- Episode no.: Season 9 Episode 9
- Directed by: John J. Gray
- Written by: Crystal Liu
- Production code: 9ATS09
- Original air date: November 13, 2019
- Running time: 47 minutes

Guest appearances
- Finn Wittrock as Bobby Richter; DeRon Horton as Ray Powell; Lou Taylor Pucci as Jonas Shevoore; Leslie Jordan as Courtney; Tara Karsian as Chef Bertie; Sean Liang as Wide Load; Lily Rabe as Lavinia Richter; Dylan McDermott as Bruce;

Episode chronology
| ← Previous "Rest in Pieces" | Next → "Cape Fear" |
- American Horror Story: 1984

= Final Girl (American Horror Story) =

"Final Girl" is the ninth and final episode of the ninth season of the anthology television series American Horror Story. It aired on November 13, 2019, on the cable network FX. The episode was written by Crystal Liu, and directed by John J. Gray.

==Plot==

In 2019, Richter's now-adult son Bobby returns to a decrepit Camp Redwood looking for answers, having been sent checks from an unknown benefactor since childhood. He is met by Montana and Trevor, who explain that Richter disappeared after being dragged into the lake and never returned. They reveal what happened in 1989: to prevent further deaths, Trevor blocks traffic to the Camp Redwood entrance. Margaret shoots him off camp property and leaves him to die, but Brooke appears and helps him onto the grounds so he can return as a ghost. Trevor's ghost then attacks Bruce and kicks him off the grounds to die. The dead counselors determine that the only way to stop Ramirez is to kill him over and over, which they do for thirty years. Back in 2019, Ramirez awakens once again and attacks Bobby; Montana ushers Bobby off the grounds and directs him to the asylum. There he meets Donna, now the director of the asylum, who further elaborates that in 1989, the ghosts brutally murdered Margaret, but not before Brooke seemingly died in a struggle with her. Donna and Bobby trace Bobby's money to a still-alive Brooke, who survived and escaped Camp Redwood with Ray's help. Bobby again returns to Camp Redwood where Margaret's ghost repeatedly attempts to kill him, but he is saved by Richter, Lavinia, and the counselors. Bobby shares a tearful farewell with his family and departs.

==Reception==

"Final Girl" was watched by 1.08 million people during its original broadcast, and gained a 0.5 ratings share among adults aged 18–49. This episode had the fewest viewers of any finale in the entire series.

The episode received positive reviews from critics, with some considering it to be the series' best finale in years. On the review aggregator Rotten Tomatoes, "Final Girl" holds an 88% approval rating, based on 16 reviews with an average rating of 8.33/10.

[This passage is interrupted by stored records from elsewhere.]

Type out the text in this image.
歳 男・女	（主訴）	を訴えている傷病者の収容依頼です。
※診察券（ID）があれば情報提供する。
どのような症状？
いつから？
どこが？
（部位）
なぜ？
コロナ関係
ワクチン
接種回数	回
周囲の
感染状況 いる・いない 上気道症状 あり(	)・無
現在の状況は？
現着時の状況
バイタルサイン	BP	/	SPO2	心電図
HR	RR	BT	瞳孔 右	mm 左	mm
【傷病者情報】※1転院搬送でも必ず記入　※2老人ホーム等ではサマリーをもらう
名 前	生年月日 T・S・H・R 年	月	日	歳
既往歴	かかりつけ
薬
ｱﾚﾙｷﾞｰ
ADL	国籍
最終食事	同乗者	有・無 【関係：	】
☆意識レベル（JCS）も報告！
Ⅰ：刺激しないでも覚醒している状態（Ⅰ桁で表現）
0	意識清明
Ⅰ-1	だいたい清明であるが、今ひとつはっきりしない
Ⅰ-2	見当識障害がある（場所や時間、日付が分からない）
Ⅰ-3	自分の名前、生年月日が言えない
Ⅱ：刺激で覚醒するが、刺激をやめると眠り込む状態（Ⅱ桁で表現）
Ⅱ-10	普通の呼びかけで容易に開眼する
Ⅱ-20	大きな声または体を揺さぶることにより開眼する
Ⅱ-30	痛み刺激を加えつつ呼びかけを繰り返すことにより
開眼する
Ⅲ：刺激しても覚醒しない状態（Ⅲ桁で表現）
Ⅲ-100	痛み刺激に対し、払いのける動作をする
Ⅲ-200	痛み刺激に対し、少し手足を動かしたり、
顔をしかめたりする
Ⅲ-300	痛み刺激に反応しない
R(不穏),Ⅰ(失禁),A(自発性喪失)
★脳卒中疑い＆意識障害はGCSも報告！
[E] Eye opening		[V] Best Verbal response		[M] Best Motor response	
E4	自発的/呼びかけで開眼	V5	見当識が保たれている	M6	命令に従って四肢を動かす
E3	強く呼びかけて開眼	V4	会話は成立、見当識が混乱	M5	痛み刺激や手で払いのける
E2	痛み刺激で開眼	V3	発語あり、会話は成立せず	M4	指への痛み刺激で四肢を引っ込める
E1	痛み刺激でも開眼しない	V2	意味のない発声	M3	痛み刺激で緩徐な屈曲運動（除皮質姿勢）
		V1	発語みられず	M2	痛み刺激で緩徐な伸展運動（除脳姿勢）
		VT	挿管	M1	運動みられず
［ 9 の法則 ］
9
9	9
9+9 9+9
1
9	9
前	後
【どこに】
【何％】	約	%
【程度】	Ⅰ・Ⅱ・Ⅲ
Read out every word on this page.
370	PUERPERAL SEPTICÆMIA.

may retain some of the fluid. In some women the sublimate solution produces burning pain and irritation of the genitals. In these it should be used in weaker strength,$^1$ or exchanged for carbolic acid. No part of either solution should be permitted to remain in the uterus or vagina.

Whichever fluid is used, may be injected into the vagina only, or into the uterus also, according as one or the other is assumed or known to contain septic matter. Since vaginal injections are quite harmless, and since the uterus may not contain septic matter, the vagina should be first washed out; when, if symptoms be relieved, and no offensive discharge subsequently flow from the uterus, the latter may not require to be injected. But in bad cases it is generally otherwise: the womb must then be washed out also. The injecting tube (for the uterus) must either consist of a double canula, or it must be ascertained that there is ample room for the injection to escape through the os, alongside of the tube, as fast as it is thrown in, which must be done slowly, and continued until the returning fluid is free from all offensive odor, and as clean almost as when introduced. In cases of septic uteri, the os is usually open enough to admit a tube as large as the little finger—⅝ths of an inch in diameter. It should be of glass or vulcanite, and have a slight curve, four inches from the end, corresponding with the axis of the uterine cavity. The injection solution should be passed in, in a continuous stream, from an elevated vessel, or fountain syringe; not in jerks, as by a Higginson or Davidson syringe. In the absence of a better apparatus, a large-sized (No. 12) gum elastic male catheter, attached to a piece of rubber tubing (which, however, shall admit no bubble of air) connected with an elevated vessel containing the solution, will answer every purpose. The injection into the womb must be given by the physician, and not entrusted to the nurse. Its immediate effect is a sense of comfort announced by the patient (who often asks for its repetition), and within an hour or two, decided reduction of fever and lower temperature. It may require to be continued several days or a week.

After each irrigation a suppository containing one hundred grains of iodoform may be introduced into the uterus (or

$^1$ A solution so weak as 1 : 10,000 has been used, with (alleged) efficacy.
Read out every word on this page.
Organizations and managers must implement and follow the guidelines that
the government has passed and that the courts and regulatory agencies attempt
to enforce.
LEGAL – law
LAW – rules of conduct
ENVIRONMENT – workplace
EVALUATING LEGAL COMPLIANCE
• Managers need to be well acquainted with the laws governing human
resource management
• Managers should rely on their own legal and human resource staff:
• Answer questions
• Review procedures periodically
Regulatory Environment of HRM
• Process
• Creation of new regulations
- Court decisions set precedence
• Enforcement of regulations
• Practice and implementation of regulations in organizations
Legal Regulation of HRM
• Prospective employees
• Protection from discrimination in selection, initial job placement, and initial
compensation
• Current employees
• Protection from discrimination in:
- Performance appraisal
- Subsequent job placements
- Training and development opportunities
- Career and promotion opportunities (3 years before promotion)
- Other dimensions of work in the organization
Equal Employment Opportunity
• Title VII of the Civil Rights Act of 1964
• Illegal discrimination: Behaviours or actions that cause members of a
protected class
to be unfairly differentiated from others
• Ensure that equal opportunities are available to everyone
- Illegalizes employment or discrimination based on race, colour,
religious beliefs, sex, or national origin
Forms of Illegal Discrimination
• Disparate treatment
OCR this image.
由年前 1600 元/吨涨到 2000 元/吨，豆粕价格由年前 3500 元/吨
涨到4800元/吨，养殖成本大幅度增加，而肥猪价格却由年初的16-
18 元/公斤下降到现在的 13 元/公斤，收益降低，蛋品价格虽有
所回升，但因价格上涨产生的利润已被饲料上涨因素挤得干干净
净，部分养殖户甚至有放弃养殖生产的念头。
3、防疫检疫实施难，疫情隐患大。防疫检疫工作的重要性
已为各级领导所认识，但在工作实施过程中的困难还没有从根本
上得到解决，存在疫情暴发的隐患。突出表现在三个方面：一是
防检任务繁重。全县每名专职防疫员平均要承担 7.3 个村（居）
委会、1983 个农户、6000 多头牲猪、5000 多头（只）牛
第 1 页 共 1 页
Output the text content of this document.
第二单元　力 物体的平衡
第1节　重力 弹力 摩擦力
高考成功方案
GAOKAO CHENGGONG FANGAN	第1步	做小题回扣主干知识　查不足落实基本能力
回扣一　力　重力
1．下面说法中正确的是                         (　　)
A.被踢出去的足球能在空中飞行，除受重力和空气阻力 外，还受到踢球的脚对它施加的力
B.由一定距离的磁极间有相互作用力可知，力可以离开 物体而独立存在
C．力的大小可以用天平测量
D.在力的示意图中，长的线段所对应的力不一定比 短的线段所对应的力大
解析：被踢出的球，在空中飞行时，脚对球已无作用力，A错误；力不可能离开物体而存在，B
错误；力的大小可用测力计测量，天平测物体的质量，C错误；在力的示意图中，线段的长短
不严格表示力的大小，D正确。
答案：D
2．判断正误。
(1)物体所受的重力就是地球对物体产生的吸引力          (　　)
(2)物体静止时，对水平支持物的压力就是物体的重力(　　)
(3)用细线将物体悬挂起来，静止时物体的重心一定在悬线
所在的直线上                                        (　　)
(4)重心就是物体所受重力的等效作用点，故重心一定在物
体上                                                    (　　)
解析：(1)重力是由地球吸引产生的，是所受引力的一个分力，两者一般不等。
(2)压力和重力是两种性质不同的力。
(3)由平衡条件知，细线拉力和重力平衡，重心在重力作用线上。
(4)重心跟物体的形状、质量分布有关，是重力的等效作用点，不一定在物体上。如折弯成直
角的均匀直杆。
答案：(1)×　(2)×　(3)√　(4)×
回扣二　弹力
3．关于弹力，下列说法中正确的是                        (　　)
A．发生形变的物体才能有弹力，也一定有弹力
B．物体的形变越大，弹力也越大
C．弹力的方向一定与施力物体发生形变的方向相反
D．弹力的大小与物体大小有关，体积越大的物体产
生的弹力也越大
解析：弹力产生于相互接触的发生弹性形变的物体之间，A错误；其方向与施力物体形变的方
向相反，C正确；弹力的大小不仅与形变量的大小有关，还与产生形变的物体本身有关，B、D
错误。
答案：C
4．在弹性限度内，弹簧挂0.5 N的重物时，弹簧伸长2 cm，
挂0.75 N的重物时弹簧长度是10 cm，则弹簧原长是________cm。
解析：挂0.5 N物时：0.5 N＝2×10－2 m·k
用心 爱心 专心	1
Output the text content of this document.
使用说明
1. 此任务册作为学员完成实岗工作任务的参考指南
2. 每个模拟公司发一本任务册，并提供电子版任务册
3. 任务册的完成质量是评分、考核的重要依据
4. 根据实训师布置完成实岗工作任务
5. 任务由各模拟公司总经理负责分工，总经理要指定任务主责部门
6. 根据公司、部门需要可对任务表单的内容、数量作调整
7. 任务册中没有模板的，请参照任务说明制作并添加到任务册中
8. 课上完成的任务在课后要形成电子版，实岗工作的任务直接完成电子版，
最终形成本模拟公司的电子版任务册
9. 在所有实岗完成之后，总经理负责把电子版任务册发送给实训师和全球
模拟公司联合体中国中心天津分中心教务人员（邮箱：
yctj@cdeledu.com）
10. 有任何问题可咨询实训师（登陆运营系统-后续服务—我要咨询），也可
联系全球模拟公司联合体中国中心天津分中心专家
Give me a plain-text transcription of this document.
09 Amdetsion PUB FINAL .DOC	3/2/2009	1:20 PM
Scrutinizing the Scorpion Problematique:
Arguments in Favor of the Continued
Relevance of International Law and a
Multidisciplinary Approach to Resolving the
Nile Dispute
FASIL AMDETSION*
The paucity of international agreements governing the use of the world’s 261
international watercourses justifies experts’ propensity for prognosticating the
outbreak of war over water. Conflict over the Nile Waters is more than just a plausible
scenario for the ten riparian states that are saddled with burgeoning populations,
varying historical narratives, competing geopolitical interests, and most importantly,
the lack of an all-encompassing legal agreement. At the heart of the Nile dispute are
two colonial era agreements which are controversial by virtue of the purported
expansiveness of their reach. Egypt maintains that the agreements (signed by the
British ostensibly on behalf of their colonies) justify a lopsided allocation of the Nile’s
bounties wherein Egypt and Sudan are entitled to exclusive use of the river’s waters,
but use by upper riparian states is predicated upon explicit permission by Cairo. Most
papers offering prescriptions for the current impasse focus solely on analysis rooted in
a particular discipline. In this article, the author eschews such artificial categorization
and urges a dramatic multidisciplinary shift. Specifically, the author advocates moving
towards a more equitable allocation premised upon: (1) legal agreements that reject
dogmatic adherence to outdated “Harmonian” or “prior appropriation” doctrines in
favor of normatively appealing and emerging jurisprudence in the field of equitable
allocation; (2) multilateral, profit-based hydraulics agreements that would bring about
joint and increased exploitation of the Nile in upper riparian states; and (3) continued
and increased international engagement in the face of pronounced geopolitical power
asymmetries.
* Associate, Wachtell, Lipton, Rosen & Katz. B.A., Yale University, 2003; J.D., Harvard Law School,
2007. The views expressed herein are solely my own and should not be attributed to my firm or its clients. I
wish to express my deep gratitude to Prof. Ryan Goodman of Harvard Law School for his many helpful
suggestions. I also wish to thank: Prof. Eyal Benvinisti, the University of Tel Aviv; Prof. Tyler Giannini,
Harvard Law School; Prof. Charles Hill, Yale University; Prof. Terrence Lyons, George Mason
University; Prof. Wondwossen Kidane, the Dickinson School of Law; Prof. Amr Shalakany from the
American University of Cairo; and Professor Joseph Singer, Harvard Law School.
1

Ron Hogan of Den of Geek gave the episode a 4/5, saying, "Moments of sweetness aside, 1984 is a dark comedy at its heart, and like the best '80s slashers, there's no shortage of dramatic practical gore effects and dismemberments. Witness the first time the ghosts fall on Richard Ramirez to hack him to death, or when the ghosts catch up to Margaret and dismember her before throwing her pieces into a wood chipper. [...] All the ghosts wanted, and all anyone wants, is a reason to keep on going, to not sink into malaise and longing. Keeping the devil's personal blade man trapped, watching over Bobby, working to undo the mistakes of the past and build towards a better future? [...] A bloody, nihilistic show about a bloody, nihilistic decade still ends with a little positivity and love." He praised the director of the episode, commenting that "John J. Gray has a little fun with the ghosts this week, having them pop in and out of scenes, and appear in the middle of scenes just off-screen, and by having them move in between Bobby and harm as they chase down an escaped Ramirez", but also Wittrock's performance as he wrote "Credit to Finn Wittrock, who's not given a lot to do in the episode, but when he's called on for the father-son scenes, it's very touching, and his relationships feel honest with the well-meaning ghosts."

Kat Rosenfield of Entertainment Weekly gave the episode an A− rating. She first mentioned how she was pleased by the appearance of Finn Wittrock, saying that "our favorite and most chiseled horror story alum is here to explore the secrets of Camp Redwood." She then wrote and commented how pleased she was by the fates of the final girls, Donna and Brooke, calling them "the finest of the final girls". She also enjoyed the multiple twists of the episode, especially the last one where the Richters appear and save Bobby from Margaret. Rosenfield noted the positive evolution of Montana's character, and the ghosts' attitude in general, noticing that they were "a much friendlier bunch" than before. Overally, Rosenfield really enjoyed the episode, and the season as a whole, commenting that "It’s been a long, strange, exceptionally stabby ride on this season of American Horror Story, but it all ends here."